Greenwich Would Need $100M to Make up for Pension Losses

December 22, 2008 ( - Greenwich, Connecticut, town officials say it could take an infusion of close to $100 million to make the town's pension fund whole again after several months of staggering losses.

The Greenwich Time reports that the pension fund has lost more than $100 million in value in the past calendar year, while it has seen its liabilities rapidly increase from $255 million to nearly $350 million during the last five years. Officials are wrestling with how to make up for those losses, when the town is projecting a $31 million budget gap for the next 18 months.

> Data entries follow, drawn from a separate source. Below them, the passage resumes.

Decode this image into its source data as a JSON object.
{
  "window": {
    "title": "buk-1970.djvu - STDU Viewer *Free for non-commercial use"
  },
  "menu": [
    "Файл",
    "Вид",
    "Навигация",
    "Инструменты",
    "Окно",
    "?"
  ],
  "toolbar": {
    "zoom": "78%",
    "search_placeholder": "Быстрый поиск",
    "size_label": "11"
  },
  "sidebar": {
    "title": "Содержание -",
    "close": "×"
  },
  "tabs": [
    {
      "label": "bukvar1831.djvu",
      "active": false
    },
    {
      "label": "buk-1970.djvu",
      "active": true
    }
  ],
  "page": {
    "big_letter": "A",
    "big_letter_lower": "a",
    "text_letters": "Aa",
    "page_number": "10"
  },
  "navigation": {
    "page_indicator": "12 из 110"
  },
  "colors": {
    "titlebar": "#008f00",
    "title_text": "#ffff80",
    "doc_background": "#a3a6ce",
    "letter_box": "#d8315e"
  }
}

“There are no good solutions to this problem,” said Larry Simon, a Board of Estimate and Taxation member and liaison to the town’s Retirement Board, according to the news report. Simon said one highly unattractive and unlikely option would be for the town to significantly increase its annual contribution to the fund. While the town could not afford to pay $20 million a year for the next five years, it could look at the possibility of making those contributions over a longer period, he suggested.

The town could be looking at a negative return of about 20% for the year, which officials said could force the annual contribution amount to increase significantly.

A second option would be for the town to issue general obligation bonds to make up for the loss, but officials pointed out that while that would help spread the cost over time it would also saddle taxpayers with interest payments. First Selectman Peter Tesei, the town’s chief elected official, said he was reluctant to go down that road.

As of October 31, the fund’s assets were valued at $264 million, down from $361 million in October 2007, according to a monthly report produced for the town by its pension consultant. The fund dropped another $10 million in November. “September and October were the worst months since the (1930s),” said James Lavin, the town’s retirement plans administrator, according to the Greenwich Time.

The economic turmoil has caused the town to rethink it annual investment return target rate of 8.5% on its pension fund, which budget officials use to determine annual contributions to the plan. In addition, as part of its negotiations with employee unions, the town has been pushing its 401(k) plan as an alternative to traditional pensions.